573a Arrivée au Lido di Valderice

 

Un "blanc" dans notre voyage. Chaque année, Natacha se rend quelque part en Europe Centrale (selon les années, cela a été Varsovie en Pologne, Kaunas en Lituanie, Brno en République Tchèque, Ivano-Frankivsk en Ukraine…) pour un colloque organisé par un club auquel elle appartient. Cette année, c’était de nouveau à Varsovie. Longtemps, elle a hésité à interrompre notre voyage pour s’y rendre. Depuis deux mois, c’était plutôt non. Et puis, subitement, au vu du programme et de la participation d’un célèbre professeur d’université français spécialiste du monde slave, elle a décidé de s’y rendre. De l’aéroport de Trapani / Birgi, à une centaine de kilomètres de Palerme, il y a des avions pour Cracovie.
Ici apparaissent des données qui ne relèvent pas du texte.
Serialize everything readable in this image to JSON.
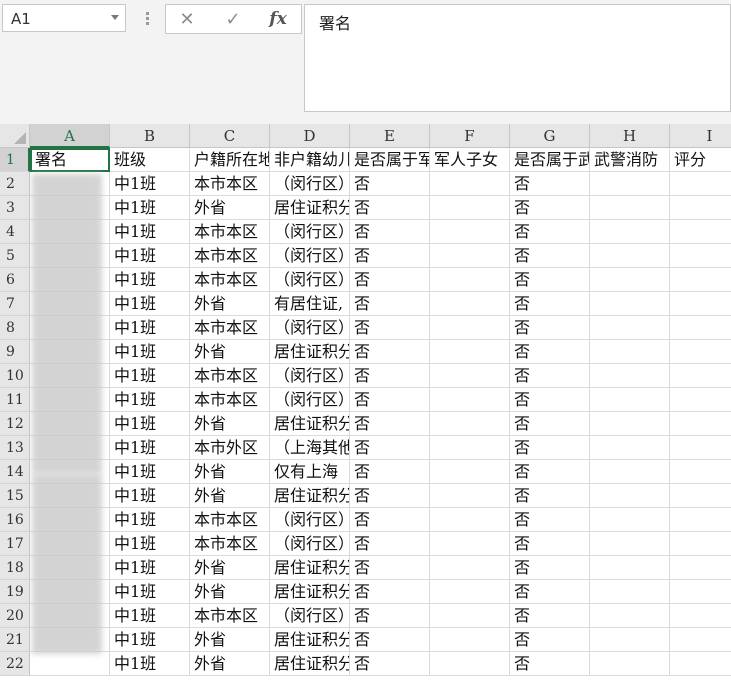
{
  "namebox": {
    "value": "A1"
  },
  "formula_bar": {
    "cancel_icon": "✕",
    "enter_icon": "✓",
    "fx_label": "fx",
    "content": "署名"
  },
  "columns": [
    "A",
    "B",
    "C",
    "D",
    "E",
    "F",
    "G",
    "H",
    "I"
  ],
  "rows": [
    "1",
    "2",
    "3",
    "4",
    "5",
    "6",
    "7",
    "8",
    "9",
    "10",
    "11",
    "12",
    "13",
    "14",
    "15",
    "16",
    "17",
    "18",
    "19",
    "20",
    "21",
    "22"
  ],
  "row_nums_visible": [
    "1",
    "2",
    "3",
    "4",
    "5",
    "6",
    "7",
    "8",
    "9",
    "10",
    "11",
    "12",
    "13",
    "14",
    "15",
    "16",
    "17",
    "18",
    "19",
    "20",
    "21",
    "22"
  ],
  "header_row": [
    "署名",
    "班级",
    "户籍所在地",
    "非户籍幼儿",
    "是否属于军",
    "军人子女",
    "是否属于武",
    "武警消防",
    "评分"
  ],
  "data_rows": [
    [
      "",
      "中1班",
      "本市本区",
      "（闵行区）",
      "否",
      "",
      "否",
      "",
      ""
    ],
    [
      "",
      "中1班",
      "外省",
      "居住证积分",
      "否",
      "",
      "否",
      "",
      ""
    ],
    [
      "",
      "中1班",
      "本市本区",
      "（闵行区）",
      "否",
      "",
      "否",
      "",
      ""
    ],
    [
      "",
      "中1班",
      "本市本区",
      "（闵行区）",
      "否",
      "",
      "否",
      "",
      ""
    ],
    [
      "",
      "中1班",
      "本市本区",
      "（闵行区）",
      "否",
      "",
      "否",
      "",
      ""
    ],
    [
      "",
      "中1班",
      "外省",
      "有居住证,",
      "否",
      "",
      "否",
      "",
      ""
    ],
    [
      "",
      "中1班",
      "本市本区",
      "（闵行区）",
      "否",
      "",
      "否",
      "",
      ""
    ],
    [
      "",
      "中1班",
      "外省",
      "居住证积分",
      "否",
      "",
      "否",
      "",
      ""
    ],
    [
      "",
      "中1班",
      "本市本区",
      "（闵行区）",
      "否",
      "",
      "否",
      "",
      ""
    ],
    [
      "",
      "中1班",
      "本市本区",
      "（闵行区）",
      "否",
      "",
      "否",
      "",
      ""
    ],
    [
      "",
      "中1班",
      "外省",
      "居住证积分",
      "否",
      "",
      "否",
      "",
      ""
    ],
    [
      "",
      "中1班",
      "本市外区",
      "（上海其他",
      "否",
      "",
      "否",
      "",
      ""
    ],
    [
      "",
      "中1班",
      "外省",
      "仅有上海",
      "否",
      "",
      "否",
      "",
      ""
    ],
    [
      "",
      "中1班",
      "外省",
      "居住证积分",
      "否",
      "",
      "否",
      "",
      ""
    ],
    [
      "",
      "中1班",
      "本市本区",
      "（闵行区）",
      "否",
      "",
      "否",
      "",
      ""
    ],
    [
      "",
      "中1班",
      "本市本区",
      "（闵行区）",
      "否",
      "",
      "否",
      "",
      ""
    ],
    [
      "",
      "中1班",
      "外省",
      "居住证积分",
      "否",
      "",
      "否",
      "",
      ""
    ],
    [
      "",
      "中1班",
      "外省",
      "居住证积分",
      "否",
      "",
      "否",
      "",
      ""
    ],
    [
      "",
      "中1班",
      "本市本区",
      "（闵行区）",
      "否",
      "",
      "否",
      "",
      ""
    ],
    [
      "",
      "中1班",
      "外省",
      "居住证积分",
      "否",
      "",
      "否",
      "",
      ""
    ],
    [
      "",
      "中1班",
      "外省",
      "居住证积分",
      "否",
      "",
      "否",
      "",
      ""
    ]
  ]
}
Elle doit s’embarquer samedi 17, faire Cracovie – Varsovie en train dimanche, participer à son colloque en début de semaine, aller faire un tour à Grodno en Biélorussie, à seulement deux cent cinquante kilomètres, pour embrasser son père et saluer quelques amis, puis repartir pour Varsovie, Cracovie, Trapani et arriver à l’aéroport de Birgi le mardi 27 au soir. Ce sont surtout les seuls 250 kilomètres de Varsovie à Grodno et retour qui sont longs et difficiles, parce qu’il s’agit de franchir la frontière de "la dernière dictature d’Europe", avec en outre un changement d’écartement des voies.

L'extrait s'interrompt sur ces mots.